Comprendre le fonctionnement du virus et la réponse du système immunitaire est crucial pour développer de nouvelles molécules thérapeutiques et des vaccins. Encore faut-il connaître les besoins – parfois très spécifiques – des populations les plus vulnérables au virus. Tous les nouveaux traitements ou vaccins nécessitent une bonne « adhésion » des publics concernés afin d’assurer leur succès. Les recherches en sciences sociales sont alors primordiales, bien que souvent mises de côté.

« Les financements des études en sciences sociales sur le VIH/sida sont de plus en plus rares, précise Lucille Gallardo, chercheuse postdoctorante à l’université d’Aix-Marseille. Sidaction est une des seules structures à soutenir ce type de projet, dont le mien, qui porte sur la sociohistoire de l’action publique étrangère française contre le sida entre 1981 et 1994. »

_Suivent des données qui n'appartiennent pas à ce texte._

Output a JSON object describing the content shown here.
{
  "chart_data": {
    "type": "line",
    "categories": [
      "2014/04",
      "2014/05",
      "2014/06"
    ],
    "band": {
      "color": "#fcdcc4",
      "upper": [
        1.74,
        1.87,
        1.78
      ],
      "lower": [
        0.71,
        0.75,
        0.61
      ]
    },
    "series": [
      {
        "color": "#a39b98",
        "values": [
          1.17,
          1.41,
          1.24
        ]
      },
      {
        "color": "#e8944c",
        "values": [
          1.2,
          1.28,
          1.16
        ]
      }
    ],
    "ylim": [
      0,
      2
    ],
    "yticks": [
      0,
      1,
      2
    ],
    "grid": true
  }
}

Durant sa thèse, Lucille a d’abord observé l’action associative contre le sida. Son projet de postdoctorat s’inscrit dans la continuité. « Après avoir étudié l’aspect associatif, j’analyse l’action publique, précise-t-elle. Comprendre les politiques publiques antisida – comment sont-elles formulées et qui en sont les acteurs – permettra de mieux agir dans la mobilisation contre le sida. »

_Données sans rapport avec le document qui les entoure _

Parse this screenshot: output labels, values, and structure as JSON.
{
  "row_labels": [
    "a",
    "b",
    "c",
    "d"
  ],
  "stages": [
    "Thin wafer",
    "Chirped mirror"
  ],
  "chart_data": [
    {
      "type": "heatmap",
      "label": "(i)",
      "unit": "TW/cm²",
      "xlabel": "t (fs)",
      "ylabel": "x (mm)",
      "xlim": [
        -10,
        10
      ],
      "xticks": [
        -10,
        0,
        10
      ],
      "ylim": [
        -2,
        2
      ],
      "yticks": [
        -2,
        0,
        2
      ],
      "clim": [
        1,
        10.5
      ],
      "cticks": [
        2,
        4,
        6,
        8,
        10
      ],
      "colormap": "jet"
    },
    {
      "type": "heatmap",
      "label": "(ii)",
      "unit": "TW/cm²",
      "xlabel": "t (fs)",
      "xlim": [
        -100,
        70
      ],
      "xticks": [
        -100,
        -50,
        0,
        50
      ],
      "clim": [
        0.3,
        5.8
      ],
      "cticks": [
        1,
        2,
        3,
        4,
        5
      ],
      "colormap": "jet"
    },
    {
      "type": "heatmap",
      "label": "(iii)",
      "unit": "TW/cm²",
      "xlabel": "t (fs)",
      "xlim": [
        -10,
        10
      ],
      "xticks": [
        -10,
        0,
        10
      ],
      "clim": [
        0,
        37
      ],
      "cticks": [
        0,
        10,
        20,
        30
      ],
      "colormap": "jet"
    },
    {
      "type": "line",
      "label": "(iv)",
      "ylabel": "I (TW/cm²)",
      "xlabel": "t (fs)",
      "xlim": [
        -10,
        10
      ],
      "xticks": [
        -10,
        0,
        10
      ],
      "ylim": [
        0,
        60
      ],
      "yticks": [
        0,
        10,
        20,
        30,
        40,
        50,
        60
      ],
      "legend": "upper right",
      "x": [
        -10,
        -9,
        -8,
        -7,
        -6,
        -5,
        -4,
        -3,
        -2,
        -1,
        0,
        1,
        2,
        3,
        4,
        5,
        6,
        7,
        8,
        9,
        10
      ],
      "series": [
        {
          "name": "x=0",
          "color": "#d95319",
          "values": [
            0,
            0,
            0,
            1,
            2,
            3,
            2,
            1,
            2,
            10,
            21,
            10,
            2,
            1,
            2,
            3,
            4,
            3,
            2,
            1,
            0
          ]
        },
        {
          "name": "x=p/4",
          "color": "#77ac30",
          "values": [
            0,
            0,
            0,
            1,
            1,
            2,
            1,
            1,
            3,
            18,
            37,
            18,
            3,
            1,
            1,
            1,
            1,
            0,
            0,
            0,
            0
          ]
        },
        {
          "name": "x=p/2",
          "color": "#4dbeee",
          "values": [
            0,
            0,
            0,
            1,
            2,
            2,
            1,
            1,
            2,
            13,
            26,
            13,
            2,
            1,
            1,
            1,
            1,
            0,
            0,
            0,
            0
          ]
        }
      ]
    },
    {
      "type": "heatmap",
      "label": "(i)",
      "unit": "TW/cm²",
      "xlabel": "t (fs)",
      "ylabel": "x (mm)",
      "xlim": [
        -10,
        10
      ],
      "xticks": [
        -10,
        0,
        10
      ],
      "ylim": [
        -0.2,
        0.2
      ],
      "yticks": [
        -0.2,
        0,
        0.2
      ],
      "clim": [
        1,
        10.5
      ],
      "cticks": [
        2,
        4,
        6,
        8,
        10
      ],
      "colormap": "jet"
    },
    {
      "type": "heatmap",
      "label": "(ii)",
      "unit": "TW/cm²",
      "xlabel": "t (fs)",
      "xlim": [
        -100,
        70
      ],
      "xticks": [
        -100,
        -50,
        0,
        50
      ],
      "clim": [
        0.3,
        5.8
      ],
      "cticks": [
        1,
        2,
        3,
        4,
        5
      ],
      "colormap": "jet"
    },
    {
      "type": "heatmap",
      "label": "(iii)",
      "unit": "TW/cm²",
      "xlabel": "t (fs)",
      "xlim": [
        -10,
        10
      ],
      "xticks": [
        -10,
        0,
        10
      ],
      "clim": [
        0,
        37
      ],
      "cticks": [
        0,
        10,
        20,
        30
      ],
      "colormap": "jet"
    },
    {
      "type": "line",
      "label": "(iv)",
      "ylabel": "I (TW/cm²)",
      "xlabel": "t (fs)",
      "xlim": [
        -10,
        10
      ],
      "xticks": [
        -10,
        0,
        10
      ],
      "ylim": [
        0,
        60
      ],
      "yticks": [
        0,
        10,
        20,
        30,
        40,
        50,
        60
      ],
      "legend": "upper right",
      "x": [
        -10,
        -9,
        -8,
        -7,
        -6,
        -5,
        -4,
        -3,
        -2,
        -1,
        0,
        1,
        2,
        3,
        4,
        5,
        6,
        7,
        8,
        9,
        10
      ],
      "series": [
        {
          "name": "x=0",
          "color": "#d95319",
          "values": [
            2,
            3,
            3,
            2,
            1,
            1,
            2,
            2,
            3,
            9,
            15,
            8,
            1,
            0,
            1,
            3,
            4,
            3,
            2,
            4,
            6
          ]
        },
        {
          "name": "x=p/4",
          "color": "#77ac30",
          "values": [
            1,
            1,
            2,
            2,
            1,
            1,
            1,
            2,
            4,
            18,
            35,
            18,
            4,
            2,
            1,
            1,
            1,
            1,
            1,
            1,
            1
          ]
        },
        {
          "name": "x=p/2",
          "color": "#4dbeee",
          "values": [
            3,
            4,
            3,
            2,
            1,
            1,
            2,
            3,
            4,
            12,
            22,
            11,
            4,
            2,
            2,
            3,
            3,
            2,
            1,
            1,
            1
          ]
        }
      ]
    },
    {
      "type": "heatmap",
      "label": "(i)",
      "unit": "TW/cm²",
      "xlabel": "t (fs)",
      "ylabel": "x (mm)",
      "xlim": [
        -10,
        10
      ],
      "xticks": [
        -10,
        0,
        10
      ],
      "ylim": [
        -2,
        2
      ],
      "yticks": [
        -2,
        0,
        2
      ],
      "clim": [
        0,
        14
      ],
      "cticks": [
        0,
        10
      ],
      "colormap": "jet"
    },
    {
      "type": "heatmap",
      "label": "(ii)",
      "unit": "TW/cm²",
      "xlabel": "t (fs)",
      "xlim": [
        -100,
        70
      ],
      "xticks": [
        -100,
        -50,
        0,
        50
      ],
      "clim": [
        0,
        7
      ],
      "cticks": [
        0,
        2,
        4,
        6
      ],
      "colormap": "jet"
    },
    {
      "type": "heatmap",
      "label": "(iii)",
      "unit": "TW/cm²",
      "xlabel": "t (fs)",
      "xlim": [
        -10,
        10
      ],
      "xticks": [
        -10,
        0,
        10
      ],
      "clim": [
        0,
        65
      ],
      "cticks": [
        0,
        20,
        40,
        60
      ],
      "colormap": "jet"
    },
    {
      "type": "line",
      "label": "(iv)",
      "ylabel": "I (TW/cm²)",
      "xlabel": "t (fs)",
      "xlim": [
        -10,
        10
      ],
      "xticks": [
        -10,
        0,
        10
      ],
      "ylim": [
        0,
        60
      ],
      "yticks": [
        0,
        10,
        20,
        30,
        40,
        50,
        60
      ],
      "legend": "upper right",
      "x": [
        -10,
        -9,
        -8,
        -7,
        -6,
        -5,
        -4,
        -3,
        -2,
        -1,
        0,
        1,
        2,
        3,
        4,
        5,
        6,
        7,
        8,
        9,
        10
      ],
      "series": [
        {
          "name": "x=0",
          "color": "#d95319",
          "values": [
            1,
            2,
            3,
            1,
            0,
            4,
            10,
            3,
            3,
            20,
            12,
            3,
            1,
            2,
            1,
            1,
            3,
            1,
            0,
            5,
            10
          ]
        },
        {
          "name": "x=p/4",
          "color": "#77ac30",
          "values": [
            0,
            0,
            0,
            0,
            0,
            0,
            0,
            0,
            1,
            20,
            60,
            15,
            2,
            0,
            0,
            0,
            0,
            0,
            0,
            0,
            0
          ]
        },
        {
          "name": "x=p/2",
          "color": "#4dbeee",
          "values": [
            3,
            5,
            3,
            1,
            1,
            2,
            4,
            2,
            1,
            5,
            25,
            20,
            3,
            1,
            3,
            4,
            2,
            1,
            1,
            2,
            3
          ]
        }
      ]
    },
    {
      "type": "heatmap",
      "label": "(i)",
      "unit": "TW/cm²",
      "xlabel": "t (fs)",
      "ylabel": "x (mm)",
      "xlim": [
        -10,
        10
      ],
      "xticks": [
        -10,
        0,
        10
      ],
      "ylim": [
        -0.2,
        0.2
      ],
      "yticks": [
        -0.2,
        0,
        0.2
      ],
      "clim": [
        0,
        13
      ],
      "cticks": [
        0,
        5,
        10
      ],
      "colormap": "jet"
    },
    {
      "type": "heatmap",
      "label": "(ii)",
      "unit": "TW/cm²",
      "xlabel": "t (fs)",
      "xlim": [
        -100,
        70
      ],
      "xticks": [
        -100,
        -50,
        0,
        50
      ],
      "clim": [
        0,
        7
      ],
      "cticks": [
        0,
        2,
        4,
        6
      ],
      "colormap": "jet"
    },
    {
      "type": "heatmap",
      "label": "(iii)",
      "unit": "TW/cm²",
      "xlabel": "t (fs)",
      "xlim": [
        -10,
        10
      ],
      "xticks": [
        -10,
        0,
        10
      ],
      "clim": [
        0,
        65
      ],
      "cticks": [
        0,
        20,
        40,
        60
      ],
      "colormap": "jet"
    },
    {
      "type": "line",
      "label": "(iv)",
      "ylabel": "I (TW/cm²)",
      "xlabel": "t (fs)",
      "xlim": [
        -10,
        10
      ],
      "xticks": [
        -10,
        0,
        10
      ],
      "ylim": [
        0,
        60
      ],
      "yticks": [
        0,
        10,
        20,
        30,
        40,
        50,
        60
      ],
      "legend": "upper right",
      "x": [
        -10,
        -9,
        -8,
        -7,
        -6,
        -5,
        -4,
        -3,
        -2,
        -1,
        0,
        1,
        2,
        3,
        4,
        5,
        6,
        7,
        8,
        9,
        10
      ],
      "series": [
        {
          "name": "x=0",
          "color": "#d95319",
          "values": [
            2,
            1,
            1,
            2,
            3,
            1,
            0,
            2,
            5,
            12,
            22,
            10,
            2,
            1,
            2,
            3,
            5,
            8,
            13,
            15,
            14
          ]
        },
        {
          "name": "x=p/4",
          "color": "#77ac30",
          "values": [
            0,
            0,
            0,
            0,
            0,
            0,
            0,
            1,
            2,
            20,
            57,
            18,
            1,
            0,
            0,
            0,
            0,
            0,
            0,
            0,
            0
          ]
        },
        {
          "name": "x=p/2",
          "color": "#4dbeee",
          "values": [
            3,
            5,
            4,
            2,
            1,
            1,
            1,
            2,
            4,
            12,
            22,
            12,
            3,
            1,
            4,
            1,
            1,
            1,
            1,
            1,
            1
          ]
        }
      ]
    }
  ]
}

Un des points de son projet est d’étudier le rôle des « sachants » dans la formulation de ces politiques. « Le rôle des médecins experts m’intéresse particulièrement. Dans la récente épidémie de Covid-19, les comités d’experts ont joué un rôle dans les décisions politiques, explique-t-elle. Nombre de ces experts sont d’ailleurs aussi reconnus dans le domaine du VIH. Je souhaite mieux analyser leur rôle et l’impact qu’ils ont eu dans la formulation de politiques de lutte contre le sida. »

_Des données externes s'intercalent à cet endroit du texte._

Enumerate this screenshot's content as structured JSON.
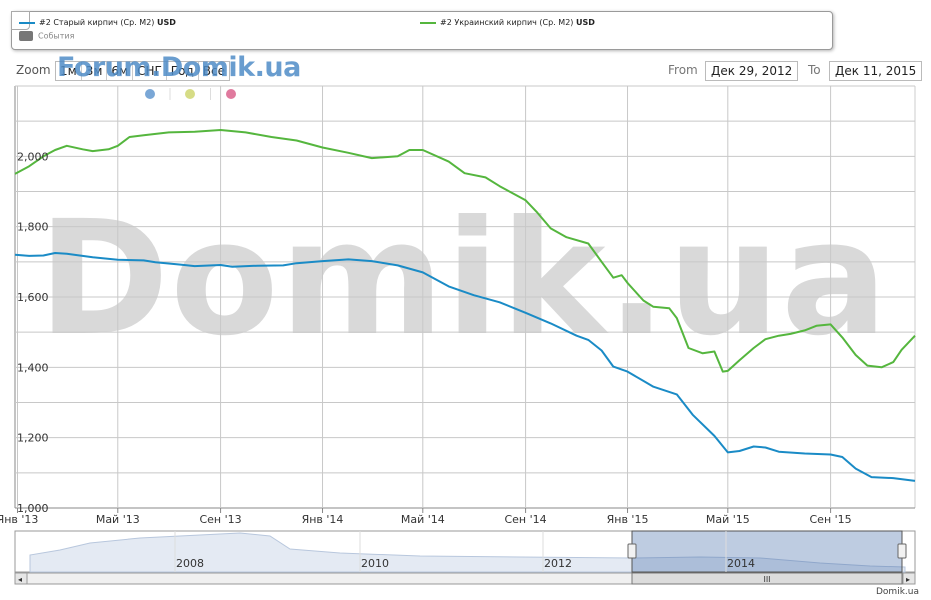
{
  "legend": {
    "series1_label": "#2 Старый кирпич (Ср. М2)",
    "series1_unit": "USD",
    "series2_label": "#2 Украинский кирпич (Ср. М2)",
    "series2_unit": "USD",
    "events_label": "События",
    "series1_color": "#1a8bc6",
    "series2_color": "#55b63e"
  },
  "range_selector": {
    "zoom_label": "Zoom",
    "buttons": [
      "1м",
      "3м",
      "6м",
      "СНГ",
      "Год",
      "Все"
    ],
    "from_label": "From",
    "from_value": "Дек 29, 2012",
    "to_label": "To",
    "to_value": "Дек 11, 2015"
  },
  "watermarks": {
    "forum": "Forum.Domik.ua",
    "main": "Domik.ua"
  },
  "event_markers": [
    {
      "color": "#7aa7d6"
    },
    {
      "color": "#d6dc86"
    },
    {
      "color": "#e07a9e"
    }
  ],
  "credit": "Domik.ua",
  "navigator": {
    "year_labels": [
      "2008",
      "2010",
      "2012",
      "2014"
    ],
    "scroll_marker": "III"
  },
  "chart_data": {
    "type": "line",
    "x_type": "date",
    "xlim": [
      "2012-12-29",
      "2015-12-11"
    ],
    "ylim": [
      1000,
      2200
    ],
    "yticks": [
      1000,
      1200,
      1400,
      1600,
      1800,
      2000
    ],
    "ytick_labels": [
      "1,000",
      "1,200",
      "1,400",
      "1,600",
      "1,800",
      "2,000"
    ],
    "xticks": [
      "2013-01-01",
      "2013-05-01",
      "2013-09-01",
      "2014-01-01",
      "2014-05-01",
      "2014-09-01",
      "2015-01-01",
      "2015-05-01",
      "2015-09-01"
    ],
    "xtick_labels": [
      "Янв '13",
      "Май '13",
      "Сен '13",
      "Янв '14",
      "Май '14",
      "Сен '14",
      "Янв '15",
      "Май '15",
      "Сен '15"
    ],
    "grid": true,
    "legend_position": "top",
    "series": [
      {
        "name": "#2 Старый кирпич (Ср. М2)",
        "unit": "USD",
        "color": "#1a8bc6",
        "points": [
          [
            "2012-12-29",
            1720
          ],
          [
            "2013-01-15",
            1717
          ],
          [
            "2013-02-01",
            1718
          ],
          [
            "2013-02-15",
            1725
          ],
          [
            "2013-03-01",
            1723
          ],
          [
            "2013-04-01",
            1713
          ],
          [
            "2013-05-01",
            1706
          ],
          [
            "2013-06-01",
            1704
          ],
          [
            "2013-06-15",
            1699
          ],
          [
            "2013-07-15",
            1692
          ],
          [
            "2013-08-01",
            1688
          ],
          [
            "2013-09-01",
            1691
          ],
          [
            "2013-09-15",
            1686
          ],
          [
            "2013-10-15",
            1689
          ],
          [
            "2013-11-15",
            1690
          ],
          [
            "2013-12-01",
            1696
          ],
          [
            "2014-01-01",
            1702
          ],
          [
            "2014-02-01",
            1707
          ],
          [
            "2014-03-01",
            1702
          ],
          [
            "2014-04-01",
            1690
          ],
          [
            "2014-05-01",
            1670
          ],
          [
            "2014-06-01",
            1630
          ],
          [
            "2014-07-01",
            1605
          ],
          [
            "2014-08-01",
            1585
          ],
          [
            "2014-09-01",
            1555
          ],
          [
            "2014-10-01",
            1525
          ],
          [
            "2014-11-01",
            1490
          ],
          [
            "2014-11-15",
            1478
          ],
          [
            "2014-12-01",
            1448
          ],
          [
            "2014-12-15",
            1402
          ],
          [
            "2015-01-01",
            1388
          ],
          [
            "2015-02-01",
            1345
          ],
          [
            "2015-03-01",
            1323
          ],
          [
            "2015-03-20",
            1265
          ],
          [
            "2015-04-15",
            1205
          ],
          [
            "2015-05-01",
            1158
          ],
          [
            "2015-05-15",
            1162
          ],
          [
            "2015-06-01",
            1175
          ],
          [
            "2015-06-15",
            1172
          ],
          [
            "2015-07-01",
            1160
          ],
          [
            "2015-08-01",
            1155
          ],
          [
            "2015-09-01",
            1152
          ],
          [
            "2015-09-15",
            1145
          ],
          [
            "2015-10-01",
            1112
          ],
          [
            "2015-10-20",
            1088
          ],
          [
            "2015-11-15",
            1085
          ],
          [
            "2015-12-11",
            1077
          ]
        ]
      },
      {
        "name": "#2 Украинский кирпич (Ср. М2)",
        "unit": "USD",
        "color": "#55b63e",
        "points": [
          [
            "2012-12-29",
            1950
          ],
          [
            "2013-01-15",
            1972
          ],
          [
            "2013-02-01",
            2000
          ],
          [
            "2013-02-15",
            2018
          ],
          [
            "2013-03-01",
            2030
          ],
          [
            "2013-03-20",
            2020
          ],
          [
            "2013-04-01",
            2015
          ],
          [
            "2013-04-20",
            2020
          ],
          [
            "2013-05-01",
            2030
          ],
          [
            "2013-05-15",
            2055
          ],
          [
            "2013-06-01",
            2060
          ],
          [
            "2013-07-01",
            2068
          ],
          [
            "2013-08-01",
            2070
          ],
          [
            "2013-09-01",
            2075
          ],
          [
            "2013-10-01",
            2068
          ],
          [
            "2013-11-01",
            2055
          ],
          [
            "2013-12-01",
            2045
          ],
          [
            "2014-01-01",
            2025
          ],
          [
            "2014-02-01",
            2010
          ],
          [
            "2014-03-01",
            1995
          ],
          [
            "2014-04-01",
            2000
          ],
          [
            "2014-04-15",
            2018
          ],
          [
            "2014-05-01",
            2018
          ],
          [
            "2014-06-01",
            1985
          ],
          [
            "2014-06-20",
            1952
          ],
          [
            "2014-07-15",
            1940
          ],
          [
            "2014-08-01",
            1915
          ],
          [
            "2014-09-01",
            1875
          ],
          [
            "2014-09-15",
            1840
          ],
          [
            "2014-10-01",
            1795
          ],
          [
            "2014-10-20",
            1770
          ],
          [
            "2014-11-15",
            1752
          ],
          [
            "2014-12-01",
            1700
          ],
          [
            "2014-12-15",
            1655
          ],
          [
            "2014-12-25",
            1662
          ],
          [
            "2015-01-01",
            1640
          ],
          [
            "2015-01-20",
            1590
          ],
          [
            "2015-02-01",
            1572
          ],
          [
            "2015-02-20",
            1568
          ],
          [
            "2015-03-01",
            1540
          ],
          [
            "2015-03-15",
            1455
          ],
          [
            "2015-04-01",
            1440
          ],
          [
            "2015-04-15",
            1445
          ],
          [
            "2015-04-25",
            1388
          ],
          [
            "2015-05-01",
            1390
          ],
          [
            "2015-05-15",
            1420
          ],
          [
            "2015-06-01",
            1455
          ],
          [
            "2015-06-15",
            1480
          ],
          [
            "2015-07-01",
            1490
          ],
          [
            "2015-07-15",
            1495
          ],
          [
            "2015-08-01",
            1505
          ],
          [
            "2015-08-15",
            1518
          ],
          [
            "2015-09-01",
            1522
          ],
          [
            "2015-09-15",
            1485
          ],
          [
            "2015-10-01",
            1435
          ],
          [
            "2015-10-15",
            1405
          ],
          [
            "2015-11-01",
            1400
          ],
          [
            "2015-11-15",
            1415
          ],
          [
            "2015-11-25",
            1450
          ],
          [
            "2015-12-11",
            1490
          ]
        ]
      }
    ]
  }
}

Les interventions portant sur la prévention, l’information en santé sexuelle ou encore la facilitation de l’accès au soin se sont multipliées ces dernières décennies. Pourtant, certaines populations sont encore négligées et restent donc potentiellement plus à risque d’exposition au VIH. C’est le cas, par exemple, des personnes transmasculines, qui font l’objet de la thèse d’anthropologie de Paul Rivest à la Maison méditerranéenne des sciences de l’homme (Aix-en-Provence).

« Les hommes trans sont très peu considérés dans les actions de prévention mises en place en santé publique, constate Paul. Mon but est de rendre visible une population invisible. La plupart des études menées sur les personnes trans se sont focalisées sur les femmes trans, celles sur les hommes trans sont extrêmement rares. » La sexualité des personnes transmasculines présente des particularités et s’avère complexe, il est nécessaire de la comprendre afin de mieux les prendre en charge.

En soutenant des projets multidisciplinaires, Sidaction permet de faire avancer la recherche sur tous les fronts. Thomas, Alexandre, Charlotte, Lucille et Paul ont tous reconnu l’importance de cette multidisciplinarité. « Plusieurs événements auxquels nous sommes conviés sont coorganisés par Sidaction tout au long de l’année. Ce sont des lieux d’échanges avec des intervenants dans tous les domaines », présente Charlotte. « C’est ce qui me motive à m’investir encore plus dans mon projet, cela permet aussi de créer des vocations », ajoute Thomas.

La génération actuelle de jeunes chercheurs est souvent née après la découverte du VIH, mais tous en sont venus à la même conclusion : le VIH touche toujours des millions de personnes chaque année ; la lutte doit continuer.